Officials have now developed a number of options to be considered. The full financial and legal implications of these options are being explored so that the Defence Secretary can decide how to proceed. Work on this is continuing at pace both in the Ministry of Defence and across Government.

Baroness Goldie
Minister of State (Ministry of Defence)
28th Apr 2020
To ask Her Majesty's Government why the Veterans UK Helpline has been suspended; and what assessment they have made of the impact this may have on veterans, particularly during the COVID-19 pandemic.

The Veterans UK helpline has not been suspended. Given the COVID-19 pandemic, Veterans UK services are, as far as possible being delivered remotely.

Whilst the helpline is not able to handle telephony enquiries, the helpline contains recorded service information on key subject areas, and all veterans are still able to submit enquiries via email.

A written reply or call-back is made by Veterans UK staff and where welfare support is required, these are referred to the Veterans Welfare Service.
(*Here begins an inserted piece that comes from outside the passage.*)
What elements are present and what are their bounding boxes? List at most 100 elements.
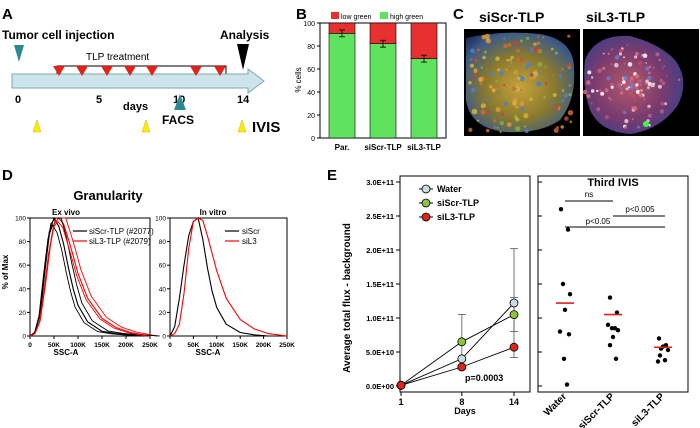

More than 4,000 people have been helped in this way since 23 March 2020.

All planned Veterans Welfare Service and Defence Transition Services contact with clients is being maintained, and alternative methods are utilised rather than face to face visits, unless deemed absolutely essential.

Baroness Goldie
Minister of State (Ministry of Defence)
28th Apr 2020
To ask Her Majesty's Government what assessment they have made of the impact of the COVID-19 pandemic on processing War Pension Scheme and War Widow(er) Pension applications.

All of the existing 470,000 War Pensions, War Widows Pension and Armed Forces Compensation Scheme payments are continuing to be made as usual into nominated bank accounts, and all requests for welfare support are being met, the same day where at all possible.

With staff working remotely, it has been necessary to pause some compensation scheme administration casework on new claims, appeals and reviews. Many files, some dating back to World War II, exist only as paper records and access to office-based IT systems are needed to process this work.

Where a possibility of financial hardship is identified by the Veterans Welfare Service, a small team is in place to take action on urgent payments where the case evidence needed to do so is available.

UK Veterans staff review the situation daily in order to resume as full a level of service as possible within the current restrictions.